In Wednesdays class of this week, we were introduced to the concept of transmedia, and how we must first focus on our story, then introduce the best media to support it later on down the track. In the reading for this week, Manovich says that ‘ new media lends itself to a database model’ (Manovich 2001). What I found most interesting was analysing our experience of these technologies, which in essence, are broken up i.e. when we use a phone, our interactions are divided between Facebook, the calendar app, safari, the weather app etc – all are different sections of the phone and all appear to be segregated from each other, even though we are still using the singular phone. The internet is another example of a database where you can start on one page and end up somewhere completely different (something which can’t really happen in a library). Using these analogies helped me understand what Manovich was talking about.

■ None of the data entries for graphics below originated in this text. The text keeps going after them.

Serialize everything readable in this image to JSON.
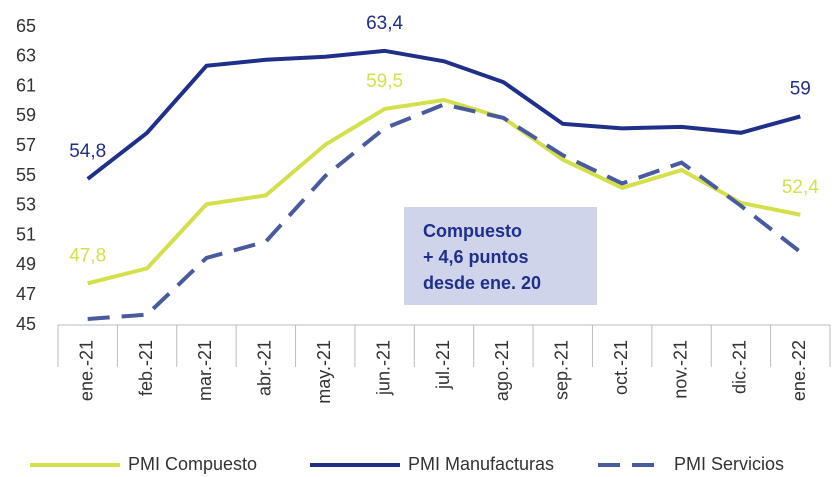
{
  "chart_data": {
    "type": "line",
    "categories": [
      "ene.-21",
      "feb.-21",
      "mar.-21",
      "abr.-21",
      "may.-21",
      "jun.-21",
      "jul.-21",
      "ago.-21",
      "sep.-21",
      "oct.-21",
      "nov.-21",
      "dic.-21",
      "ene.-22"
    ],
    "series": [
      {
        "name": "PMI Compuesto",
        "color": "#d4e04a",
        "line_style": "solid",
        "values": [
          47.8,
          48.8,
          53.1,
          53.7,
          57.1,
          59.5,
          60.1,
          58.9,
          56.1,
          54.2,
          55.4,
          53.2,
          52.4
        ],
        "value_labels": [
          "47,8",
          null,
          null,
          null,
          null,
          "59,5",
          null,
          null,
          null,
          null,
          null,
          null,
          "52,4"
        ]
      },
      {
        "name": "PMI Manufacturas",
        "color": "#1f2f8a",
        "line_style": "solid",
        "values": [
          54.8,
          57.9,
          62.4,
          62.8,
          63.0,
          63.4,
          62.7,
          61.3,
          58.5,
          58.2,
          58.3,
          57.9,
          59.0
        ],
        "value_labels": [
          "54,8",
          null,
          null,
          null,
          null,
          "63,4",
          null,
          null,
          null,
          null,
          null,
          null,
          "59"
        ]
      },
      {
        "name": "PMI Servicios",
        "color": "#4a5a9e",
        "line_style": "dashed",
        "values": [
          45.4,
          45.7,
          49.5,
          50.6,
          55.0,
          58.2,
          59.8,
          58.9,
          56.4,
          54.5,
          55.9,
          53.0,
          49.9
        ]
      }
    ],
    "ylim": [
      45,
      65
    ],
    "yticks": [
      45,
      47,
      49,
      51,
      53,
      55,
      57,
      59,
      61,
      63,
      65
    ],
    "grid": false,
    "legend": "bottom",
    "annotation": [
      "Compuesto",
      "+ 4,6 puntos",
      "desde ene. 20"
    ]
  }
}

What we also looked at was the idea that everything is a remix. Its funny because this is a concept which I have recently thought about. I tend to sometimes challenge myself to think of an idea – no matter how far fetched – that hasn’t already been written about, filmed or sung. And its always hard to do. Basically, Ferguson’s web series was so interesting to me (and was very entertaining). We are allowed to collect material, combine it, transform it and create something ‘new’. An artist who I (sometimes) like is Kanye West, and recently, it seems his albums are all about remixing everyone before him. Nearly 90% of his songs are sampled from elsewhere. But what he ends up with is something original. But the sampled material wasn’t his creation… so is he really that great? I don’t know – frankly you can get a headache arguing about it.

Something else we touched on this week was good story telling and some basic rules:

  • Throw your characters at a situation, and if you have a decently written and constructed character, their response will basically write itself.
  • Most of the stuff we will experience in our lifetimes will have been done before. This needs to be expected.
  • Be prepared to kill your babies: at some point we will get feedback whether we want it or not. We need to be prepared to reconceive our entire narrative
  • If you shock yourself first, that will usually shock the audience.